No. It would make no difference in terms of costs. Even if the NAP were based here we would have to establish links with overseas servers.

Now VSNL can itself function as a NAP for neighbouring countries. As for costs, we are constantly evaluating opportunities and negotiating with our provider for lowering costs.

The arrangement with MCI is negotiable at any time and changes will depend on competitive offers. It is a misinformation spread by a few people here that porting costs are not being watched.

The people who criticise (AT&T) have themselves paid the same as VSNL for their porting arrangement. They have no business to be talking about our negotiating abilities.

This talk of monopoly is only the talk of certain vested interests and the multinationals.

Our books are always open. We have already brought charges down from $ 36,000 to $ 20,000 a month for a 2MB pipe. With continuing negotiations, we expect this to come down to the range of $ 5,000 to $ 10,000 a month by next year or so.
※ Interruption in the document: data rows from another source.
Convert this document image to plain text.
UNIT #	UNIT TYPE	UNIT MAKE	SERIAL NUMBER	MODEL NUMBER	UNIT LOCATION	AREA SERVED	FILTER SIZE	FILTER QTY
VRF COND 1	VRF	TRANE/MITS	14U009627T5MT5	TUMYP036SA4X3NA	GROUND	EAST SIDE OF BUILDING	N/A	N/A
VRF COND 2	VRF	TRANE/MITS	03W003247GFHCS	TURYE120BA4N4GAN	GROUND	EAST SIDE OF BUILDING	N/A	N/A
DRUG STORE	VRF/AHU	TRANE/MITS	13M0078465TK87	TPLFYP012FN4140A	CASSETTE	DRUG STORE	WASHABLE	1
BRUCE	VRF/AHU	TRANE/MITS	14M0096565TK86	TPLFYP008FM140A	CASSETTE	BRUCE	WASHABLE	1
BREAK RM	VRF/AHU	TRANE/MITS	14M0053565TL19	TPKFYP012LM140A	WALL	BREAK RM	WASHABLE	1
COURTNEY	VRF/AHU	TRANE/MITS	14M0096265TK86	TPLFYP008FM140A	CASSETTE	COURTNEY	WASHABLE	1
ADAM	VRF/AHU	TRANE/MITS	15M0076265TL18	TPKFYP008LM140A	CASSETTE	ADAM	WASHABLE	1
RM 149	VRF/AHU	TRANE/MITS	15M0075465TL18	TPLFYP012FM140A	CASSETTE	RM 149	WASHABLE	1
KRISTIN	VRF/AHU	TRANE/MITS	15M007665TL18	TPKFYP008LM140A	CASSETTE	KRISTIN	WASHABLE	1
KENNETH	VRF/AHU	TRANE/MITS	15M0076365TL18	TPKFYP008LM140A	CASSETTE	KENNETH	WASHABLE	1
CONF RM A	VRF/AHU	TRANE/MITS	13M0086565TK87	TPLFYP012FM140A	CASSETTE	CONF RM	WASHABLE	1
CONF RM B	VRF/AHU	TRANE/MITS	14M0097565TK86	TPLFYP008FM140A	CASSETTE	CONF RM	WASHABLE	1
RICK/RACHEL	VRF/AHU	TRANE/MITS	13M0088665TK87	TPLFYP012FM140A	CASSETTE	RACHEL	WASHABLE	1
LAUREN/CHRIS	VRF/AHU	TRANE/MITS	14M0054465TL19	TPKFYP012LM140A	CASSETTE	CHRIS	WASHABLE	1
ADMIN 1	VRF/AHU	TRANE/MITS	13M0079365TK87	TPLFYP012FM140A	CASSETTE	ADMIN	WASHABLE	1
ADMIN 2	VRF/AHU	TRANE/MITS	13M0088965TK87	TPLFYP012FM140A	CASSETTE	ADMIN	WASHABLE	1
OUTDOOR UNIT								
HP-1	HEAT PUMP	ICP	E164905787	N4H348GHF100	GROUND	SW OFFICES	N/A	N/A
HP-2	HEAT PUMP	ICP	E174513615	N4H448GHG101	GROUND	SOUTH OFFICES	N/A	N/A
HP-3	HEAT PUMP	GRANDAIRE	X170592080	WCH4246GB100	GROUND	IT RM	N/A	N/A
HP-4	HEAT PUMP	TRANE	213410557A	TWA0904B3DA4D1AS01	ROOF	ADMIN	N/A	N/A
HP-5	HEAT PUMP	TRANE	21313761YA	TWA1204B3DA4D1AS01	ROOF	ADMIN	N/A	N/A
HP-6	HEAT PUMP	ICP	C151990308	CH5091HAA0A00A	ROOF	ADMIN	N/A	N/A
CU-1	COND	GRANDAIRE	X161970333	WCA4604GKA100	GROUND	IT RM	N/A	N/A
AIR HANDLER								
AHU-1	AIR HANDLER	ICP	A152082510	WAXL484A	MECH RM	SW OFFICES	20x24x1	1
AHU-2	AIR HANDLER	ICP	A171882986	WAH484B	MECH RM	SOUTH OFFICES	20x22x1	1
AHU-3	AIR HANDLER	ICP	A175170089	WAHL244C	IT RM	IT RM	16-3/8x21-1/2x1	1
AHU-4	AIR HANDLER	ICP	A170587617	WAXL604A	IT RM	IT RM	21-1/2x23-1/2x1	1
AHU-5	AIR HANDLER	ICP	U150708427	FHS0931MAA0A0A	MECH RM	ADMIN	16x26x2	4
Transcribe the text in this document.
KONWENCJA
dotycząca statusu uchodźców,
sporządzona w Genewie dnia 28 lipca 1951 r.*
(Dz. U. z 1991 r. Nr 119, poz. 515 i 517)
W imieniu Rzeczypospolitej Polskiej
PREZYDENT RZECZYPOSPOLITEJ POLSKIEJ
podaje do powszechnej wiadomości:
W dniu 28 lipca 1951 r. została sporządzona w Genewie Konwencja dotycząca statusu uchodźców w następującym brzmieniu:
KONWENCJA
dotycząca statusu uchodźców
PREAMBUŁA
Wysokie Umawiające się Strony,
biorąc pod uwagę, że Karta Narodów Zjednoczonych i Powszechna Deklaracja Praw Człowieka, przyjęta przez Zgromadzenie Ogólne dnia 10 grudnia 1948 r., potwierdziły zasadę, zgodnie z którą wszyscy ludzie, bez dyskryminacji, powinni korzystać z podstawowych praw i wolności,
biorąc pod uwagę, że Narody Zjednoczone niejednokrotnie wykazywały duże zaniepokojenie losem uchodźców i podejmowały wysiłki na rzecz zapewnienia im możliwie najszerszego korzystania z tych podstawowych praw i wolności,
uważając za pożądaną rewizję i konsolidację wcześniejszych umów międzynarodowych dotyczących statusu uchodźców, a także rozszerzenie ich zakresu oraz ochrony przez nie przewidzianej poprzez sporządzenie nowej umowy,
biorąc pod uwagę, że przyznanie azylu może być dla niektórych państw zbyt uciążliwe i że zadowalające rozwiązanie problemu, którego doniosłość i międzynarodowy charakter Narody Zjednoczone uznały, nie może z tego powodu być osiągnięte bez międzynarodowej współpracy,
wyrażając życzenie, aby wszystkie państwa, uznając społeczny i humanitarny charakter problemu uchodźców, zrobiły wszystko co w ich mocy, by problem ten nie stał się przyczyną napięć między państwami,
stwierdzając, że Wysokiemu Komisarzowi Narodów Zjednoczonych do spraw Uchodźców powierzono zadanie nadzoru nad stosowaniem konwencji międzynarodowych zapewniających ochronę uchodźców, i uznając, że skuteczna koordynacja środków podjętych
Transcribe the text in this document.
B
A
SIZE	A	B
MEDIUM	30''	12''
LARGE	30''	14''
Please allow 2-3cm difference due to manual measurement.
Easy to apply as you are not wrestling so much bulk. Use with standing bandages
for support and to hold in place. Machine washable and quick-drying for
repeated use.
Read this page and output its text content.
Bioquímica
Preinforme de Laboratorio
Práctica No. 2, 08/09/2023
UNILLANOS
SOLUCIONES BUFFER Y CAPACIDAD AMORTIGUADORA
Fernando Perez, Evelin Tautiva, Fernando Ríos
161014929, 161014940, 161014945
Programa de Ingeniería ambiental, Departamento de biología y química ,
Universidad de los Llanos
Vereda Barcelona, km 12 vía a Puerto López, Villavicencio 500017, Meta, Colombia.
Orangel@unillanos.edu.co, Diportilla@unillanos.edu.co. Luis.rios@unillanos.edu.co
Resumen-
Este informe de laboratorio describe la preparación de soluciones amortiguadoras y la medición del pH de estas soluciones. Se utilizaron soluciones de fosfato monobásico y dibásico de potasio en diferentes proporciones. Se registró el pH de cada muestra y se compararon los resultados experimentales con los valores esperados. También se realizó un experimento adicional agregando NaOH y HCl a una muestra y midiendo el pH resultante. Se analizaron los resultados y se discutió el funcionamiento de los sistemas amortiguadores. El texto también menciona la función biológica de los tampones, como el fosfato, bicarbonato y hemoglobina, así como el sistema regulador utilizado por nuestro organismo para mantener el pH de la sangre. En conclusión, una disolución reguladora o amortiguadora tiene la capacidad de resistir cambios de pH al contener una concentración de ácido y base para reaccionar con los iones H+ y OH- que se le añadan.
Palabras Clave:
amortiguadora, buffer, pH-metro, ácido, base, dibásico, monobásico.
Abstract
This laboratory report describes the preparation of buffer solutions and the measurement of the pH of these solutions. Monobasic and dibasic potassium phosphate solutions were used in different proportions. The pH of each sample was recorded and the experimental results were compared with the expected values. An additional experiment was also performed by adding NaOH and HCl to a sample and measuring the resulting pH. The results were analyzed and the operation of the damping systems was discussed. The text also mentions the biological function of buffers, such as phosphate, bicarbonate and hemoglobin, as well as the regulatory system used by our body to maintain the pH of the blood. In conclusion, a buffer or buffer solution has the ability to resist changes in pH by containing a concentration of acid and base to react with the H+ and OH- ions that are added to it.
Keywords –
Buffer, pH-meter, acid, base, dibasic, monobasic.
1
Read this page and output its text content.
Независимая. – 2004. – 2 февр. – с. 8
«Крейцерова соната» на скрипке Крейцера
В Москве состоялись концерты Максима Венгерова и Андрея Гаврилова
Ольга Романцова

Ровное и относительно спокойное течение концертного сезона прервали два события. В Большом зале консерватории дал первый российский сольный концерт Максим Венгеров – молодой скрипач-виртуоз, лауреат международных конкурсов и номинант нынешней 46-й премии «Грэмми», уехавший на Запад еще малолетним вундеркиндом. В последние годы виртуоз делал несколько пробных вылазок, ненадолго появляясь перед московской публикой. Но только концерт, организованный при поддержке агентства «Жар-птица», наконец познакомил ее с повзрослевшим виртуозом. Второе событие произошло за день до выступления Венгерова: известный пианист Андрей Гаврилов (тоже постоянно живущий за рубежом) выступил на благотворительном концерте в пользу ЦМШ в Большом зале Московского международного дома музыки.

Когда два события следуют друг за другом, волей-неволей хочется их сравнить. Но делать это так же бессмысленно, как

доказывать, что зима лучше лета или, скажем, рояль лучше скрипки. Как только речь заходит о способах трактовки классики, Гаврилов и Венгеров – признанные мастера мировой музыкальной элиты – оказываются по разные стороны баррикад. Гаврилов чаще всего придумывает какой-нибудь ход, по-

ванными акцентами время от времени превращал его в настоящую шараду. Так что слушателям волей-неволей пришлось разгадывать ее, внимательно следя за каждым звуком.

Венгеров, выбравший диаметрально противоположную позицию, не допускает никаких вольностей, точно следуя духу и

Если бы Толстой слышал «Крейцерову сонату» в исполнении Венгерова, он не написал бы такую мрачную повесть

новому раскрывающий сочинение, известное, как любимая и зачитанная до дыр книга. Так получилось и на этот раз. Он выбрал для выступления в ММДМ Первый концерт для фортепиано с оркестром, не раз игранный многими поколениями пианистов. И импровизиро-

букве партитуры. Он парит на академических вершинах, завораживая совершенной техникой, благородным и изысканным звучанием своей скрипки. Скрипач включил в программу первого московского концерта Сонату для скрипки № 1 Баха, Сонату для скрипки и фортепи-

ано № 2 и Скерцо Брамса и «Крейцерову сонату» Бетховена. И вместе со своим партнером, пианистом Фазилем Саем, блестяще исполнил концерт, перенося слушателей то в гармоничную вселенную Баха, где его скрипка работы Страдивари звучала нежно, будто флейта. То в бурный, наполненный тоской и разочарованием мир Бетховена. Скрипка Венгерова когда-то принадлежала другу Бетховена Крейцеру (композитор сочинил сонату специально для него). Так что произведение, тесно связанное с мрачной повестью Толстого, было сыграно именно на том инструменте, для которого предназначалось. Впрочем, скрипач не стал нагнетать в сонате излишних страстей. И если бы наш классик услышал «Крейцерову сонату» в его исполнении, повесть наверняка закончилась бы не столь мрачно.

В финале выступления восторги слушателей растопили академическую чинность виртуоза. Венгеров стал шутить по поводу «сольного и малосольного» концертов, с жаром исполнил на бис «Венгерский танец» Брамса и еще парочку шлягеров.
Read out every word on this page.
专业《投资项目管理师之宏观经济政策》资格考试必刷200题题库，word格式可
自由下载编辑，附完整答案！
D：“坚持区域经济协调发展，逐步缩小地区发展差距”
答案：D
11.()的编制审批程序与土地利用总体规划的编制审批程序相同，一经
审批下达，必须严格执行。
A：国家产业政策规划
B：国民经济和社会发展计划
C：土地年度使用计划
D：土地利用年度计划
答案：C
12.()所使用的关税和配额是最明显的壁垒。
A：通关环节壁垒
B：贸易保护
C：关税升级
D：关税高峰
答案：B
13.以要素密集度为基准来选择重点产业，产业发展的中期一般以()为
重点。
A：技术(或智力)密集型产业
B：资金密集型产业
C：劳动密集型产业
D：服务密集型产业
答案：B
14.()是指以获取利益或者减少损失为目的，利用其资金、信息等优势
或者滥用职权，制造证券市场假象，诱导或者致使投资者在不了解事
But there is little possibility of going below that range.

There's been a lot of criticism from the private sector about VSNL's monopoly in the Internet service business.
It must be clearly understood what it takes to provide services. You cannot aim at breaking monopolies just for the sake of it. Some of the private companies in the field of teleservices are only interested in monopoly bashing and have no commitment whatsoever towards consumer service.

These (private companies) have raised much capital through public issues, yet what services have they offered? Where have they invested the money they have raised? These questions must be asked.

I have no sympathy for these ISP aspirants. They are only crying hoarse for more and more (concessions). They have no merit in their case. When they attack VSNL it is mostly by misleading the public through the press and other media that they have a hold over.

They are depending on their lobbying power more than merit. Consumers can be taken for a ride if they are not better informed.

I have no sympathies for consumers who fall for misleading propaganda and pretend to be better informed.

Monopolies all over the world have been broken down only over the last few years. In my opinion, the time is not yet ripe for that to happen in India.

Given the same freedom that a private company enjoys, VSNL can surely perform better.

VSNL has recently talked of getting into Web telephony. Doesn't this fly in the face of the ISP policy which specifically says voice telephony on the Internet is forbidden?
Yes. We are carrying out pilot studies for this. We are on just grounds in getting into Web telephony as we are using the Internet as a technology for providing consumers with better services at a lower cost.

We have the mandate to provide telephony. This must not be confused with the use of the Internet PC for telephony, which is not being allowed.

The ISP policy of restricting the use of Web telephony is quite reasonable and does not in anyway contradict our policy of achieving bandwidth efficiency for providing better service.

Have we not moved from the analogue to the digital in television? It is merely adoption of a technology. There is no case for objecting to the VSNL plans. Right now we are only experimenting.

How profitable has VSNL's Internet business been?
If you look at the retail connections we are in fact losing marginally. But in the 64kbps leased line business there are some margins, though not substantial. Our pricing has been fairly promotional in nature.

But once the media costs come down to about $ 5,000 per metre for 2mbps things should improve a lot. We always pass on the benefits from lower porting charges to consumers. We are also getting some good deals from British Telecom.

I think it is time for the lobbies that are making so much noise against VSNL to consider having their Web servers here instead of the US. This will improve the balance between inflow and outflow of traffic.